I had the honor of seeing our county government and citizens in action lately when I was invited to give the Invocation at the County Commissioners meeting last month on June 3. I had picked the date at random and arrived to find a packed hearing and the kind of testimony that makes your hands shake and your voice crack. Almost everyone in the room was there because they felt their families, their homes, and their quality of life was at stake. The tension was palpable.
The issue was the proposed mining overlay that would impact hundreds of families in Clark County, no small number of which live right here as part of our wider Camas community on Livingston Mountain, areas I would soon see denoted as “12, 13, & 14” on the overlay map. Thanks to Google Earth, the squares under discussion, even in the hearing room, visually showed themselves in the truth of what they were: jewels of lush, forested and green wilderness that makes Clark County a treasure to those who are fortunate enough to live or vacation here.
I came just to open with a prayer, but I stayed the full four hours of the meeting. And what I heard then moved me to go back there again, today.

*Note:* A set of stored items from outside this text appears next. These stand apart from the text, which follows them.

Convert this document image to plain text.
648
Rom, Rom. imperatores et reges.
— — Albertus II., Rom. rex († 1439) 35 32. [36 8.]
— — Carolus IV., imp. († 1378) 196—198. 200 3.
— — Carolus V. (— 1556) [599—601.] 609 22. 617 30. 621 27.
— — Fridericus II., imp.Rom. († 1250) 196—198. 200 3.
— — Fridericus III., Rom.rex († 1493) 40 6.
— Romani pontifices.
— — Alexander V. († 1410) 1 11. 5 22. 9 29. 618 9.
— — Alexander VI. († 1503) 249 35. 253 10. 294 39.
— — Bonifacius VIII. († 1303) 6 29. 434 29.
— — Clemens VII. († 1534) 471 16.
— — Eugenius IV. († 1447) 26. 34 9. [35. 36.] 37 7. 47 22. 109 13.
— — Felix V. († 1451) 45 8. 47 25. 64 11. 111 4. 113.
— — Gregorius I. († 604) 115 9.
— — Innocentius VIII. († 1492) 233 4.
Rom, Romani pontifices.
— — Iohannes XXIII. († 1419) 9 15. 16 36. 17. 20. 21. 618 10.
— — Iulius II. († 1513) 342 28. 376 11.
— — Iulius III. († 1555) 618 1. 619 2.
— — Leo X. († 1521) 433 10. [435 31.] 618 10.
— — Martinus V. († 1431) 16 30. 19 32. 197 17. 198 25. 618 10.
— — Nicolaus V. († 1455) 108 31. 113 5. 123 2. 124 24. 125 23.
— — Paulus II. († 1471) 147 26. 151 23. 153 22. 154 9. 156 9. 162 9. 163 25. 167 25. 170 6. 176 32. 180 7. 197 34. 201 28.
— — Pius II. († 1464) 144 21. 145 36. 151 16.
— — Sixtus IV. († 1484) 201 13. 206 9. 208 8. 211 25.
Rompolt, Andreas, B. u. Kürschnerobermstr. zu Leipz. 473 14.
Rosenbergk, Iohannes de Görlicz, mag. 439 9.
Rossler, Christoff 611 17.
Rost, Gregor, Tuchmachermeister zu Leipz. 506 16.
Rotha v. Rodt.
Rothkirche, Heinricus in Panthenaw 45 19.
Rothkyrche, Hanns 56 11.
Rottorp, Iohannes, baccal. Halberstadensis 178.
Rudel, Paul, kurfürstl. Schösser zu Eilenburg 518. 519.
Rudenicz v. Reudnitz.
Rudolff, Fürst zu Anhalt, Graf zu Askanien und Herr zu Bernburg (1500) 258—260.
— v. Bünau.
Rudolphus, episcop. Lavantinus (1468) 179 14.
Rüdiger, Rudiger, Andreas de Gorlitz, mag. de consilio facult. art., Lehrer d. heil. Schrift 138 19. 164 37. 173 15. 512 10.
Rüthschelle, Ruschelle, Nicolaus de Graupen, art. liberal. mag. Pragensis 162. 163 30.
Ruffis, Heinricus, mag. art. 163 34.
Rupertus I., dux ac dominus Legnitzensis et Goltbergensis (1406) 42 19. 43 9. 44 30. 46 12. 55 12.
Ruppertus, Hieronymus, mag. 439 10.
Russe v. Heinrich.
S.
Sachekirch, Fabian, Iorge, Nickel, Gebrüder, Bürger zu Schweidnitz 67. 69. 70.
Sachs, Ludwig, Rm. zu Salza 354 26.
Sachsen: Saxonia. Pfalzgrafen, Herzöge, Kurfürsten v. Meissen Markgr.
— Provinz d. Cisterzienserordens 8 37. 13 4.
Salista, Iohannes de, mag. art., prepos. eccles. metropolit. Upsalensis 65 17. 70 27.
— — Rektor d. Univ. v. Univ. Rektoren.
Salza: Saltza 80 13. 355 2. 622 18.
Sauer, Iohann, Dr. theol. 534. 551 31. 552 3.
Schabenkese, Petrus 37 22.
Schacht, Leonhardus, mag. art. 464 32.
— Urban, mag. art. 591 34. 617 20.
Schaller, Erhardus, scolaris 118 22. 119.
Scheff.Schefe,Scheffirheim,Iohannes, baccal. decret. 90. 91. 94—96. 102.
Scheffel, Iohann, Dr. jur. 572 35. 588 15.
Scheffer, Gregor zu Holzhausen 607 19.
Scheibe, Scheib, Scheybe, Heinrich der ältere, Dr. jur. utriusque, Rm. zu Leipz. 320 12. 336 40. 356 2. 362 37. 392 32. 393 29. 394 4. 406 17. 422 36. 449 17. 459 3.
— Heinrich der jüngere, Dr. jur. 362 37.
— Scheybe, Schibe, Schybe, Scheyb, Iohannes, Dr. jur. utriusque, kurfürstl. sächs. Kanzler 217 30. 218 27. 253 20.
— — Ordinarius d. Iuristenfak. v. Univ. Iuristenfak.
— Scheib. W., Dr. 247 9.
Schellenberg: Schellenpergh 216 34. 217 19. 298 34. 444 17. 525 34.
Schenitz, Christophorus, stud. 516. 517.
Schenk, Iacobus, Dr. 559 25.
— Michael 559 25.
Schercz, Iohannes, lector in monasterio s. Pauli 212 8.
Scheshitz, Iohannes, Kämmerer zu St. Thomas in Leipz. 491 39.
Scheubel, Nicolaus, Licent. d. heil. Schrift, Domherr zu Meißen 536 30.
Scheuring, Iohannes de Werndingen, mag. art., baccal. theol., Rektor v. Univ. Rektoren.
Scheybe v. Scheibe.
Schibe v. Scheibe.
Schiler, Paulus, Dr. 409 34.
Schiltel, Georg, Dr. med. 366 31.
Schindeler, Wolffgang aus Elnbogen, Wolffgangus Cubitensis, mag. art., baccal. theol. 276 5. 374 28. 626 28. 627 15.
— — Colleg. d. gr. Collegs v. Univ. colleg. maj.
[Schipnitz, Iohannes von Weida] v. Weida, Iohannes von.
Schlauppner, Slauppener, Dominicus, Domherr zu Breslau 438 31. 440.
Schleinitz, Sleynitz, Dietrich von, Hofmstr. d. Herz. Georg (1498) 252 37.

During both hearings I heard the distress and testimony first hand from families who had been asked to tell their stories over and over again, of bedrock-shattering dynamite blasts and their result: moving earth cracking foundations and compromising wells and water ways, water quality and wildlife. Over and over again came the stories of peril on the narrow hairpin roads and near misses from pedestrians and drivers alike, one of whom testified with both words and bruises. Today we heard the testimony of
Mike Nerland, Superintendent of Camas Schools, whose stated concern for the safety of Camas school students and staff were well illustrated by a young man from Camas High School who spoke of the time the school bus he was riding in was forced off the road from the fast moving, oncoming, fully loaded gravel truck-the truck cleared the bus by only inches.